POV: Elara (Financial District, 5:19 AM)
The collapse of the Frost & Lennox Tower would have been spectacular if not for the thing crawling from its ruins.
Fifty stories of steel and glass slid into the earth like sinking ship, but all eyes were locked on the massive hand that emerged first—each finger longer than a city bus, its bone-white surface veined with pulsating black tendrils.
Heather's livestream stuttered as the creature's massive skull breached the ground, its hollow eye sockets sweeping across the frozen crowd.
"Is that..." Lira's voice cracked. "Is that wearing a crown?"
The obsidian circlet fused to the creature's forehead left no doubt.
POV: Ezekiel (SilverSwap Ruins, 5:21 AM)
The vault monitors showed the emergence in grainy black-and-white, but the seismic alarms told the real story.
Magnitude 6.7 and climbing.
Marcus had gone preternaturally still beside me, his usually sharp eyes unfocused. When he spoke, it was in the cadence of a man reciting forgotten scripture:
"The First and Final Bargain: Seven centuries of sleep for seven minutes of reckoning."
The remaining Bloodsinger techs were fleeing, but one monitor still functioned—showing Lilith's last transmission before her... unmaking. The time stamp caught my eye:
05:17:00
The exact moment the tower fell.
I grabbed Marcus by his ruined silk lapels. "What did your ancestors really bury?"
His pupils contracted. "The check came due."
POV: Maeve (Street Battle, 5:23 AM)
The Hollow King rose with the terrible grace of something that remembered walking among cathedrals.
Its ribcage—large enough to park trains within—expanded as it inhaled the fleeing crowd. Not physically. Something worse.
Silver veins along my arms dimmed as it breathed.
"It feeds on magic," I realized aloud.
Lumen clutched Mr. Fluffles' fur as the familiar growled. "Not magic. Promises."
The first scream came from a hybrid emerging two blocks away—a young man with silver-tipped hair who suddenly grayed and crumbled to dust mid-step. Then another. Then a dozen.
The King was collecting.
POV: Caden (Barricade Line, 5:25 AM)
The protesters' mimosas froze mid-pour as the reality hit.
The grandmother in the werewolf sweatshirt grabbed my arm. "How do we fight that?"
Before I could answer, the answer came itself—in the form of a delivery truck skidding around the corner, its sides plastered with #HuntTheHunters stickers.
The driver leaned out, waving a Starbucks cup. "We raided the SilverSwap warehouses! Got enough silver nitrate here to—"
The truck imploded.
Not from the King. From the black tendrils now erupting from every SilverSwap kiosk in the city, forming a writhing net between the creature and us.
"Payment protection," Ezekiel's voice crackled through a nearby phone. "They're repossessing their collateral."
POV: Marcus (Underground Tunnel, 5:27 AM)
The escape route stank of damp concrete and my own fear.
Mother's last words echoed: "The Bloodsingers always come for what's ours."
Not Bloodsingers.
The Blood Singer.
The original.
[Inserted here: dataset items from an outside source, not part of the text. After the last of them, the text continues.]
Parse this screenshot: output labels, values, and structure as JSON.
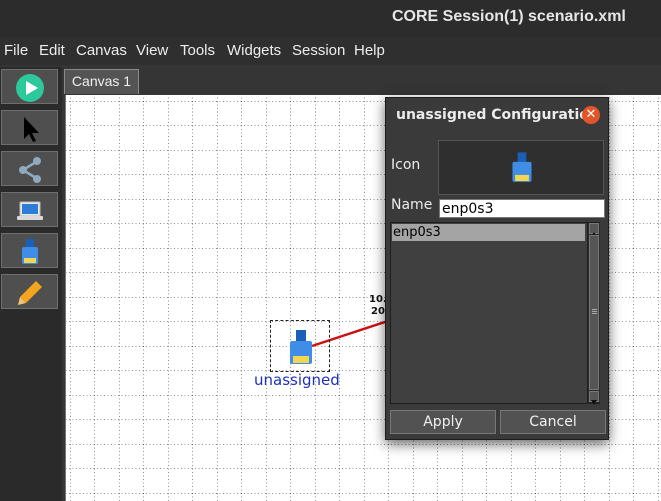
{
  "window": {
    "title": "CORE Session(1) scenario.xml"
  },
  "menu": {
    "items": [
      "File",
      "Edit",
      "Canvas",
      "View",
      "Tools",
      "Widgets",
      "Session",
      "Help"
    ]
  },
  "toolbar": {
    "tools": [
      "play-icon",
      "select-cursor-icon",
      "link-icon",
      "laptop-icon",
      "ethernet-port-icon",
      "pencil-icon"
    ]
  },
  "tabs": [
    {
      "label": "Canvas 1"
    }
  ],
  "canvas": {
    "node": {
      "label": "unassigned",
      "icon": "ethernet-port-icon"
    },
    "link": {
      "label_line1": "10.",
      "label_line2": "20"
    }
  },
  "dialog": {
    "title": "unassigned Configuration",
    "close_symbol": "✕",
    "icon_label": "Icon",
    "name_label": "Name",
    "name_value": "enp0s3",
    "list_items": [
      "enp0s3"
    ],
    "apply_label": "Apply",
    "cancel_label": "Cancel"
  },
  "colors": {
    "accent_close": "#e1552a",
    "node_label": "#1f2fbd",
    "link": "#cc1111",
    "play": "#2dc99b"
  }
}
The one who'd taught my ancestors how to distill magic into currency, how to weave contracts into flesh. The being currently wearing a dead city as its crown.
My phone buzzed—a notification from an account I didn't own:
DEBT COLLECTION NOTICE
PRINCIPAL: 7,000 SOULS
INTEREST: 1 CITY (COMPOUNDING)
PAYMENT DUE: NOW
The tunnel wall ahead breathed.
POV: Elara (Collapsing Streets, 5:29 AM)
The rules had changed.
Gone were the clean lines between hybrid and human, between hunter and hunted. Now we all ran from the same nightmare—the Hollow King plucking SilverSwap kiosks from the streets like grapes, its tendrils weaving through buildings in search of...
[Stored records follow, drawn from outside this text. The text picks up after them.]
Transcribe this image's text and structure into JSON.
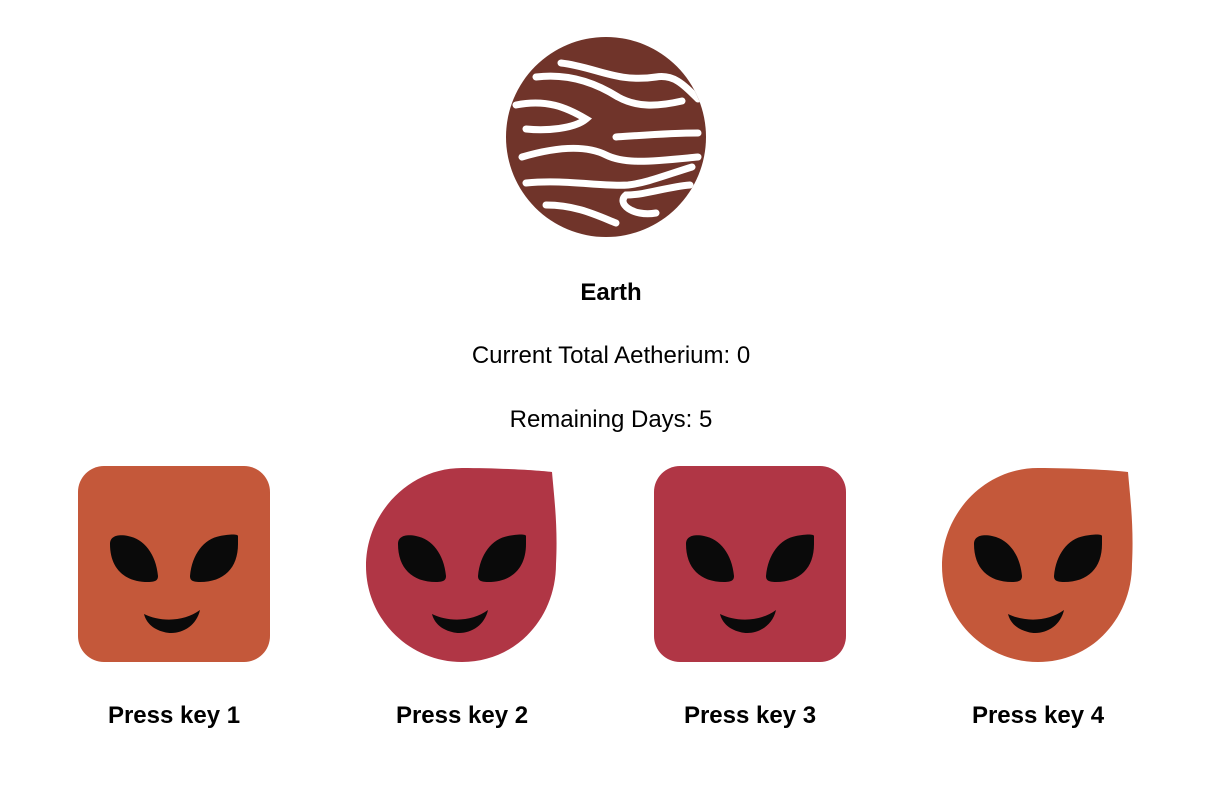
{
  "planet": {
    "name": "Earth",
    "icon": "banded-planet-icon",
    "color": "#70342a",
    "band_color": "#ffffff"
  },
  "stats": {
    "aetherium_text": "Current Total Aetherium: 0",
    "days_text": "Remaining Days: 5"
  },
  "aliens": [
    {
      "shape": "rounded-square",
      "color": "#c4583a",
      "icon": "alien-face-icon",
      "label": "Press key 1"
    },
    {
      "shape": "drop",
      "color": "#b03645",
      "icon": "alien-face-icon",
      "label": "Press key 2"
    },
    {
      "shape": "rounded-square",
      "color": "#b03645",
      "icon": "alien-face-icon",
      "label": "Press key 3"
    },
    {
      "shape": "drop",
      "color": "#c4583a",
      "icon": "alien-face-icon",
      "label": "Press key 4"
    }
  ],
  "face_color": "#0a0a0a"
}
"It's harvesting the contracts," Heather realized, her phone still miraculously streaming. "Look!"
The King's ribcage glowed as it absorbed each kiosk, the terms of a thousand bargains scrolling across its bones in luminous text.
One phrase repeated:
"UPON DEFAULT, COLLATERAL SHALL BE FORFEITED IN PERPETUITY."
POV: Maeve (Skyline, 5:31 AM)
Mr. Fluffles had grown.
Not in size—in substance. The familiar's fur now gleamed like liquid mercury, his six eyes reflecting the dying city in fractal patterns.
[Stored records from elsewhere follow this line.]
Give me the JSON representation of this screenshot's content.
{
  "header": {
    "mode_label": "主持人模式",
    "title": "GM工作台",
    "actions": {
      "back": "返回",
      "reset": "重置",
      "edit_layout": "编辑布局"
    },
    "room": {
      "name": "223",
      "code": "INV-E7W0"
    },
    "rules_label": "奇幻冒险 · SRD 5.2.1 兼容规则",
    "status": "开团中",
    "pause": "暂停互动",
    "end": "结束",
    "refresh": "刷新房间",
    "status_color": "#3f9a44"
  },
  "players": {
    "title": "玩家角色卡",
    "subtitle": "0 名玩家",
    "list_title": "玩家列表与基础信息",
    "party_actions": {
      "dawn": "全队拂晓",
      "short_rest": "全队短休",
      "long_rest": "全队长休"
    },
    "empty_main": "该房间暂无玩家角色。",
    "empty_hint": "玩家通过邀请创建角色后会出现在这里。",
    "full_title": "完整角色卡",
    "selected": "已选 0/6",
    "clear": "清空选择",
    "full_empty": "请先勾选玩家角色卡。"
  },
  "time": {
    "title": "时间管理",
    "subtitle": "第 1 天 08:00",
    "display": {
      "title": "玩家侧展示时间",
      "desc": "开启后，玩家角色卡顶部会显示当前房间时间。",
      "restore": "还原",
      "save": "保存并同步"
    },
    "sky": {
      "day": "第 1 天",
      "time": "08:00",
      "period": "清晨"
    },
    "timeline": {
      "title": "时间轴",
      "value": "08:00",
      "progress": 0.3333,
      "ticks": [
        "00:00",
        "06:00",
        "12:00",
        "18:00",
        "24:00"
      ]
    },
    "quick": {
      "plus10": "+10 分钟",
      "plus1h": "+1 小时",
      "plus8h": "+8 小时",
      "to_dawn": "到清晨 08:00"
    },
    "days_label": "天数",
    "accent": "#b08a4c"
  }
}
"We bound him with seven centuries of small print," he rumbled, his voice no longer canine. "But contracts can be... renegotiated."
Lumen climbed onto his back, her tiny hands glowing. "What do we offer a god?"
The Hollow King turned toward us, its empty gaze fixing on the child.
I knew that look.
It was the same one Mother Lycan had given me before the burial.
"Something it can't refuse," I said, and leapt.